As of this day, the decision on solar powered trams is still up in the air, but a communication cited in the Fairfax Newspapers from the former transport minister seemed to carry a sense of loyalty to the coal industry.
According to The Age, State Coalition Minister Terry Mulder had shown interest in the current sustainable and cleaner energy scheme, however, the project must also be “measured vis-à-vis brown coal and natural gas availability which has provided low-cost energy source for the entire public transport network in Victoria.”
Dave Holland, the company’s co-founder refuted this though in his recent interview with RenewEconomy.
He stated that “We never felt any suggestion on favouritism issues concerning fossil fuel with the current government. Under the current leadership of the Andrews government, this is a non-issue. It is important to note though that this renewable solar generated power system to be generated by the two 20megawatt-hour farms could match, if not lower, the coal power cost.”
“We are, however, given the condition to not increase the cost of commuting as part of the mission. As such, we modelled historical contracted and future prices.. and subsequent result has become the driving forces behind this viable project,” Mr Holland further stated to Sophie Vorrath of RenewEconomy.
Of the two Melbourne solar power plants, the Swan Hill site is good to go while Mildura still processing its permits.

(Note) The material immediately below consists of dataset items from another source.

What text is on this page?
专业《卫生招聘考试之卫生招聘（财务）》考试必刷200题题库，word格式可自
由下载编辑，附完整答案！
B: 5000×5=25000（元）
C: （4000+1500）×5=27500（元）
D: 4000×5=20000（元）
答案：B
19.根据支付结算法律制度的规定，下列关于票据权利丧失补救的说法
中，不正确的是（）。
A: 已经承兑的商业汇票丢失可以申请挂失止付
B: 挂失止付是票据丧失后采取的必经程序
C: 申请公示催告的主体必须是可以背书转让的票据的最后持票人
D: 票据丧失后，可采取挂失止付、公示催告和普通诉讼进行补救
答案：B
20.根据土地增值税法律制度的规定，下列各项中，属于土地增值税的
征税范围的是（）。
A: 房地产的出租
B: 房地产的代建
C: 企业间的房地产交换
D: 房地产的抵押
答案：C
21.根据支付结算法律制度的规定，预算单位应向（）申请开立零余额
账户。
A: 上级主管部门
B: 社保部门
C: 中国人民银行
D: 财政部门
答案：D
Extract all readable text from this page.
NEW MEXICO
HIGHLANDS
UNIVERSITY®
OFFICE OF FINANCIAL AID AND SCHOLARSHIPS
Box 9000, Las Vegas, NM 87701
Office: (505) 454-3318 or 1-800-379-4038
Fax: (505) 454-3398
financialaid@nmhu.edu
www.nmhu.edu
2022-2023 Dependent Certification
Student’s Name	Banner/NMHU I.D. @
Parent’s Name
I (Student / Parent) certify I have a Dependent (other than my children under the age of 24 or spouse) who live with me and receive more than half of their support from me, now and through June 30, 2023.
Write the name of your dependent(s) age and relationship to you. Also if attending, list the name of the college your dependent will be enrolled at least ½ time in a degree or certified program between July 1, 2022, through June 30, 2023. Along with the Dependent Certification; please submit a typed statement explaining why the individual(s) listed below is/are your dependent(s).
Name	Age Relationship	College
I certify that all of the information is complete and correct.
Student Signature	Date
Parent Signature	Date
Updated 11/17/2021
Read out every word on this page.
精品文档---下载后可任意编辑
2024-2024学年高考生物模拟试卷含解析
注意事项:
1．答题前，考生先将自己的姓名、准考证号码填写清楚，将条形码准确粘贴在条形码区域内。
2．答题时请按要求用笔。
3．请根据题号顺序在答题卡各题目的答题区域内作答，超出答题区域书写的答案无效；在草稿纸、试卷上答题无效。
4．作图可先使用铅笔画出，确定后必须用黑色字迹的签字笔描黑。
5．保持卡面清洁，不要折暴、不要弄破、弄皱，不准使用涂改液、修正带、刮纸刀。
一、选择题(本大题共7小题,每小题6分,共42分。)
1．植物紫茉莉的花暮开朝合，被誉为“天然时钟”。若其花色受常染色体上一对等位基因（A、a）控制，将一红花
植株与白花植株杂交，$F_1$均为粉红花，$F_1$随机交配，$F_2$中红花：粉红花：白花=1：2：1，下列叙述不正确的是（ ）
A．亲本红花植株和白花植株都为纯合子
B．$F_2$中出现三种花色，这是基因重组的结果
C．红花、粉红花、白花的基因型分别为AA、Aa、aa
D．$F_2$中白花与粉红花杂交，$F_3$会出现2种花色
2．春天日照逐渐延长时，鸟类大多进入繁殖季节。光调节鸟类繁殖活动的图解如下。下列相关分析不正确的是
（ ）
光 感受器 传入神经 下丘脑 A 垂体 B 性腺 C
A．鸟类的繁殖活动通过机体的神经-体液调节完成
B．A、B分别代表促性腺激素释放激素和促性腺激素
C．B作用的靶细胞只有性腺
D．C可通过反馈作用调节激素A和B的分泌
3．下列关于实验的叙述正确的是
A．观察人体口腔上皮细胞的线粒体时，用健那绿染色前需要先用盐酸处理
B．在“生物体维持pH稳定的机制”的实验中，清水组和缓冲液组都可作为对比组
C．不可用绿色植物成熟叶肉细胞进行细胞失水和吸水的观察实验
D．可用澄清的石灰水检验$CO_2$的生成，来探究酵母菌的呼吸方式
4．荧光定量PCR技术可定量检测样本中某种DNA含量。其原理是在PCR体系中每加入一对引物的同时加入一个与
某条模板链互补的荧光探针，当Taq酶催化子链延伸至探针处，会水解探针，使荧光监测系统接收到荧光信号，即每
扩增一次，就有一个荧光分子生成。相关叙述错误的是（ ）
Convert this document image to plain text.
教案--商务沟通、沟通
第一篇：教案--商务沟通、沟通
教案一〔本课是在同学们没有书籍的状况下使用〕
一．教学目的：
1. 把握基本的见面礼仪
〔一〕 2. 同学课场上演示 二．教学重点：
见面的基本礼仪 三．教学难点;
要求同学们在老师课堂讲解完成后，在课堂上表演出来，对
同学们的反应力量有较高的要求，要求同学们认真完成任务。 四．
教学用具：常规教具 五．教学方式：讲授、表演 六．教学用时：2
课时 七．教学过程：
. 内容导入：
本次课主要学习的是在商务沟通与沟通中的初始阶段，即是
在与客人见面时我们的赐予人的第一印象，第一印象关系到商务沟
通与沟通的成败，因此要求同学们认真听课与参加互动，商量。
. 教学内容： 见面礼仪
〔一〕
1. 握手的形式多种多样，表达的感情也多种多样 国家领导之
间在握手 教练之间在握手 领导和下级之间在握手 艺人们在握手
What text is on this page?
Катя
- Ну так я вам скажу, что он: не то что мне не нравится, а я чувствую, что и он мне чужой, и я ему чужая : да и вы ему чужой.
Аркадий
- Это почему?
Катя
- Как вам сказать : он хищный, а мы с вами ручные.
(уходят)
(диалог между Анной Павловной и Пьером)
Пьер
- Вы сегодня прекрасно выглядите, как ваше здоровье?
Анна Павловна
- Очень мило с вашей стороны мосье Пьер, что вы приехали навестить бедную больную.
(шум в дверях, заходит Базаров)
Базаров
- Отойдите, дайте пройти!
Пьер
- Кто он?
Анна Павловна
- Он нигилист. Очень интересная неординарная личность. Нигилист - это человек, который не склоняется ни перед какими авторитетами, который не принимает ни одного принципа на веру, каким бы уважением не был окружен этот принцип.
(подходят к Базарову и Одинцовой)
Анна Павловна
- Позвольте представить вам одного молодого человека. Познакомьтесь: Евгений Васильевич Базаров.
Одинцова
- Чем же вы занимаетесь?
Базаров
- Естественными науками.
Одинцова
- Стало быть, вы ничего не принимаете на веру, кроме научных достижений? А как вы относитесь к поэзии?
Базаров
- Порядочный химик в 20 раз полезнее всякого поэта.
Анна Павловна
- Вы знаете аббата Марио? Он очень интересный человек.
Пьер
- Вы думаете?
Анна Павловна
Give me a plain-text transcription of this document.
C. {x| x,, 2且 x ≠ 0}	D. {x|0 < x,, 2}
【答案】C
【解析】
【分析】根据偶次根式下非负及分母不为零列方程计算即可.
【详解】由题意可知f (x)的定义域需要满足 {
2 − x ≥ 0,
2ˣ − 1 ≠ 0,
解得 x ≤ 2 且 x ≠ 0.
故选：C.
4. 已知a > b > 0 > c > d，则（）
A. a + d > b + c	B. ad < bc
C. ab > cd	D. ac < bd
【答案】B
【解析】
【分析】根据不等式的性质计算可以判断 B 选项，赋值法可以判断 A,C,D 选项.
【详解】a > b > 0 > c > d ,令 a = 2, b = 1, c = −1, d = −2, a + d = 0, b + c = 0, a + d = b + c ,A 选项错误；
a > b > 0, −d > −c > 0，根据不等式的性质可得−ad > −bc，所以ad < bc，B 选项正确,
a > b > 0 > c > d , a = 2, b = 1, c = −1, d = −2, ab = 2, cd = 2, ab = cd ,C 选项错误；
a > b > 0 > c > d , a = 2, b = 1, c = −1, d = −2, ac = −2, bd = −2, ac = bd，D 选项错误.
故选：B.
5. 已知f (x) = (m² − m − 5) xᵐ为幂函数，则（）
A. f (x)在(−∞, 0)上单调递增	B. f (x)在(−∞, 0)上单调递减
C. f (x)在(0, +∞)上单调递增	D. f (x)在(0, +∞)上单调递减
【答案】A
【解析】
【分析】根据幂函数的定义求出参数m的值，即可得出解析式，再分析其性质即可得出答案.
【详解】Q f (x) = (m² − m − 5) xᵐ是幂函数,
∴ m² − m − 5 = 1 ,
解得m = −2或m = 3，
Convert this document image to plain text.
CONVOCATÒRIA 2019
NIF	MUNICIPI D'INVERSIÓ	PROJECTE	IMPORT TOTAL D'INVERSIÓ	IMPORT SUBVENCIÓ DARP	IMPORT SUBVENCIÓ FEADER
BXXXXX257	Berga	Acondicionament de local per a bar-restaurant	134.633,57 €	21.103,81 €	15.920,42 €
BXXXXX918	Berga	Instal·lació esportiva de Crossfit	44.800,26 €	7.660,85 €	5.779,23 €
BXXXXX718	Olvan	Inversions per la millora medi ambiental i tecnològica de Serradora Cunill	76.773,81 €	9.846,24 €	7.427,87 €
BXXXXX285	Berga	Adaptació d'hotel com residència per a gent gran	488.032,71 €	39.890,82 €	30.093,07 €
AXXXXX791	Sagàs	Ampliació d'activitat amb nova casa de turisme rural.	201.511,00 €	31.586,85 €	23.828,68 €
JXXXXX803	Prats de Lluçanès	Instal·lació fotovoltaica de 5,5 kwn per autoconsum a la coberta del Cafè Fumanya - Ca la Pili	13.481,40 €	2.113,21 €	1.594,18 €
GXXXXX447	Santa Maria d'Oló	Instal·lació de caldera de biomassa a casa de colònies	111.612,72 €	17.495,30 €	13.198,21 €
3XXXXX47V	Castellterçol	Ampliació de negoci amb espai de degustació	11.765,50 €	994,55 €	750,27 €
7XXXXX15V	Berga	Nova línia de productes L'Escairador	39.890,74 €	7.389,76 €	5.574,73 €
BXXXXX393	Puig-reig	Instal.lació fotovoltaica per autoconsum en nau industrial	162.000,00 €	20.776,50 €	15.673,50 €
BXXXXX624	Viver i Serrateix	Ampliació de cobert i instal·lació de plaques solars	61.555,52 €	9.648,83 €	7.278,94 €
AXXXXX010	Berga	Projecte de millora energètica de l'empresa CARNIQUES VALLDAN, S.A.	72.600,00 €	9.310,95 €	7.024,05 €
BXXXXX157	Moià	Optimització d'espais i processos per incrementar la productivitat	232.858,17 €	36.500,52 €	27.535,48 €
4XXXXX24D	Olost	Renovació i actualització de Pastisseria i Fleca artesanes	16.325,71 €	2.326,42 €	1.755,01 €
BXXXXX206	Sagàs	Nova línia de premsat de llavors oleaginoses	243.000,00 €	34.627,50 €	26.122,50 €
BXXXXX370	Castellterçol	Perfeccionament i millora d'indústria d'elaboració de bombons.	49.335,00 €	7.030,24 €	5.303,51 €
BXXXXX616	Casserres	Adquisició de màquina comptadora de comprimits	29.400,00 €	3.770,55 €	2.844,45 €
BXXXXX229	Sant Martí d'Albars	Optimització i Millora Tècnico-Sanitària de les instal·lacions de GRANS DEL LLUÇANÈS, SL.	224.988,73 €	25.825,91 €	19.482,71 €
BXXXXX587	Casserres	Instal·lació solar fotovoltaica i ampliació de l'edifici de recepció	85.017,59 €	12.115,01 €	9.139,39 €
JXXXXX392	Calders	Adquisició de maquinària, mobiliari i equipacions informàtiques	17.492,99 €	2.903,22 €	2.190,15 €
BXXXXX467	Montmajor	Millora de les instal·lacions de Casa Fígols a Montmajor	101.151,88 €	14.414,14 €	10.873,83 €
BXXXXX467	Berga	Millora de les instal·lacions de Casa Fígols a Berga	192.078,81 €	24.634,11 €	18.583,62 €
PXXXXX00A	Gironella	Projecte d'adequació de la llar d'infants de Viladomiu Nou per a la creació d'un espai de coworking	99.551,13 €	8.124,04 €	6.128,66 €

“Swan Hill site had already secured its planning and grid connection approvals and can operate within a week,” Mr Holland reiterated.
A budget allocation of $3 million was already spent on the solar powered trams project with another $70 million to be utilized once a ‘go’ is given by the government.
The financial equity component of the project is with Lighthouse Infrastructure but debt arrangements and suppliers are still under confidentiality clause.